The first of such demands should be transparency, which has long been the aim of WikiLeaks. One of Hillary Clinton’s emails hacked and leaked by WikiLeaks just recently contained a little gem in which she poetically referred to ‘the craziness of our wacky wiki(leaking) world’ (Document ID: 1040). Whilst some on the (apparent) Left have bizarrely accused Julian Assange and WikiLeaks of trying to fuel Trump’s campaign by badmouthing Clinton, it is clear that what WikiLeaks, like DiEM25, is after is the construction of a third option not currently on the table.
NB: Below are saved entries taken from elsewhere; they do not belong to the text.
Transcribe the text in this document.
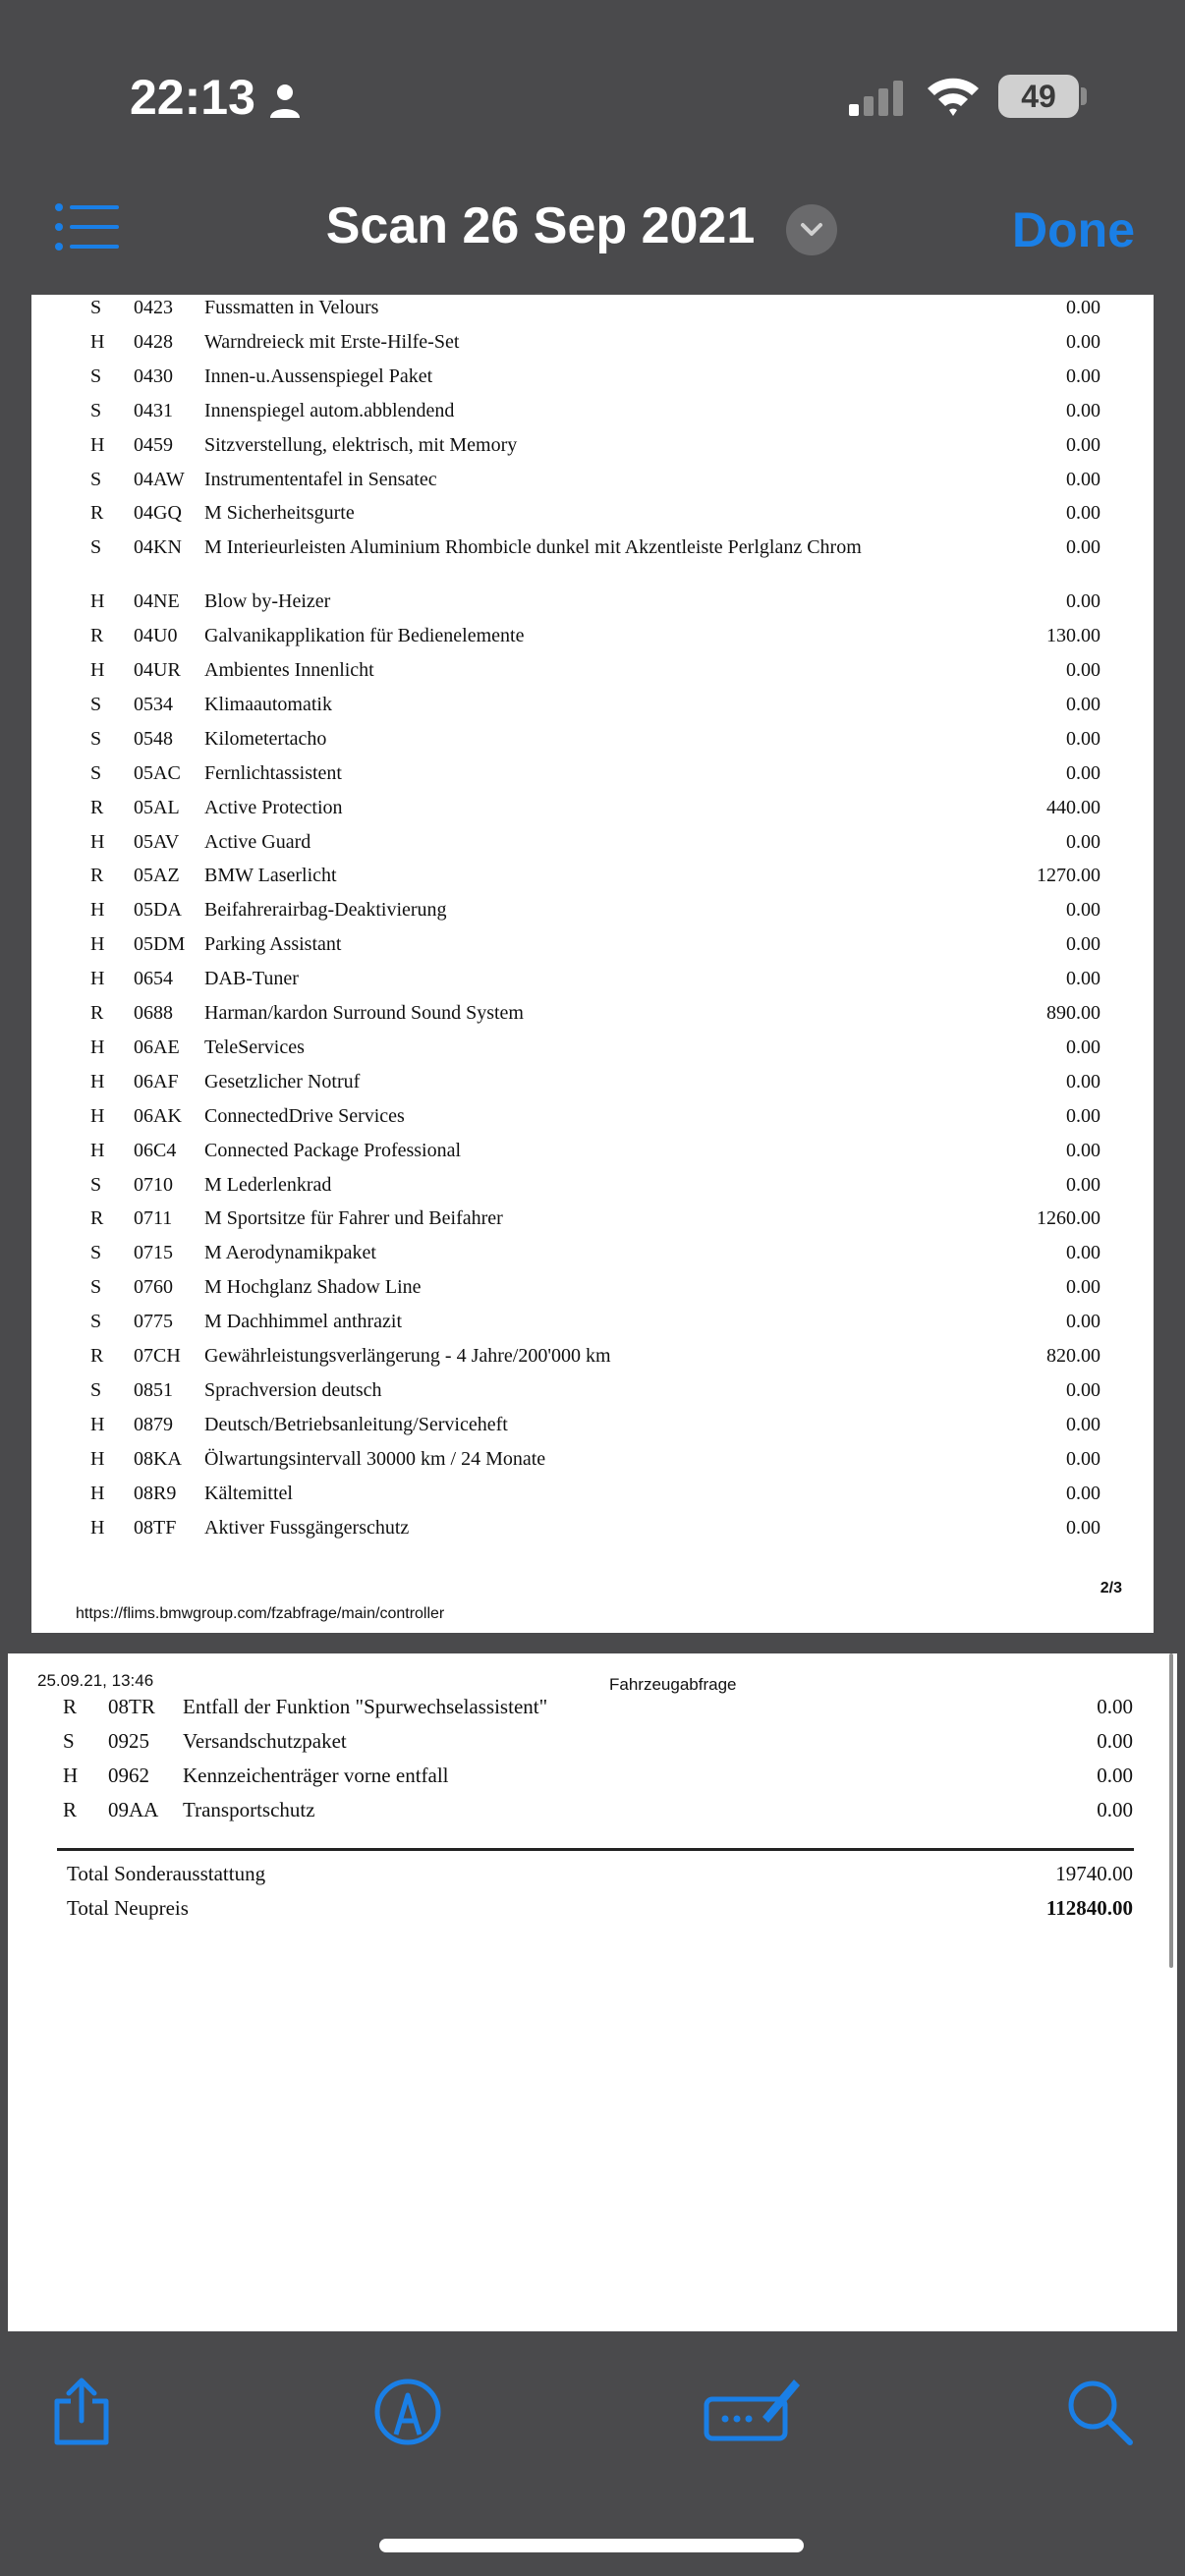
22:13	49
Scan 26 Sep 2021	Done
S 0423 Fussmatten in Velours	0.00
H 0428 Warndreieck mit Erste-Hilfe-Set	0.00
S 0430 Innen-u.Aussenspiegel Paket	0.00
S 0431 Innenspiegel autom.abblendend	0.00
H 0459 Sitzverstellung, elektrisch, mit Memory	0.00
S 04AW Instrumententafel in Sensatec	0.00
R 04GQ M Sicherheitsgurte	0.00
S 04KN M Interieurleisten Aluminium Rhombicle dunkel mit Akzentleiste Perlglanz Chrom	0.00
H 04NE Blow by-Heizer	0.00
R 04U0 Galvanikapplikation für Bedienelemente	130.00
H 04UR Ambientes Innenlicht	0.00
S 0534 Klimaautomatik	0.00
S 0548 Kilometertacho	0.00
S 05AC Fernlichtassistent	0.00
R 05AL Active Protection	440.00
H 05AV Active Guard	0.00
R 05AZ BMW Laserlicht	1270.00
H 05DA Beifahrerairbag-Deaktivierung	0.00
H 05DM Parking Assistant	0.00
H 0654 DAB-Tuner	0.00
R 0688 Harman/kardon Surround Sound System	890.00
H 06AE TeleServices	0.00
H 06AF Gesetzlicher Notruf	0.00
H 06AK ConnectedDrive Services	0.00
H 06C4 Connected Package Professional	0.00
S 0710 M Lederlenkrad	0.00
R 0711 M Sportsitze für Fahrer und Beifahrer	1260.00
S 0715 M Aerodynamikpaket	0.00
S 0760 M Hochglanz Shadow Line	0.00
S 0775 M Dachhimmel anthrazit	0.00
R 07CH Gewährleistungsverlängerung - 4 Jahre/200'000 km	820.00
S 0851 Sprachversion deutsch	0.00
H 0879 Deutsch/Betriebsanleitung/Serviceheft	0.00
H 08KA Ölwartungsintervall 30000 km / 24 Monate	0.00
H 08R9 Kältemittel	0.00
H 08TF Aktiver Fussgängerschutz	0.00
https://flims.bmwgroup.com/fzabfrage/main/controller
2/3
25.09.21, 13:46	Fahrzeugabfrage
R 08TR Entfall der Funktion "Spurwechselassistent"	0.00
S 0925 Versandschutzpaket	0.00
H 0962 Kennzeichenträger vorne entfall	0.00
R 09AA Transportschutz	0.00
Total Sonderausstattung	19740.00
Total Neupreis	112840.00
Before we make wild and even dangerous demands that democracy ought to be thrown away and wait gormlessly to see what disaster comes in its place, we should embrace the wacky wikileaking world that Clinton really shouldn’t be joking about (more of Clinton’s WikiLeaks jokes can be found in Document ID: 926). It is these moments that help us to understand how ‘democracy’ has actually been functioning until now and what it has come to mean in our present context. With such knowledge, perhaps we can formulate how we might move forward without retreating or proclaiming the end of everything. Clinton’s e-mails reveal that she really knows full well that WikiLeaks is nothing to joke about, and it even shows her semi-consciousness awareness that the ideological dynasty she stands for is entropically leaking. The Left just has to make sure that the extreme representatives of the Right are not the only ones to take advantage of this leakage. And the call for transparency can be the first step in making this happen.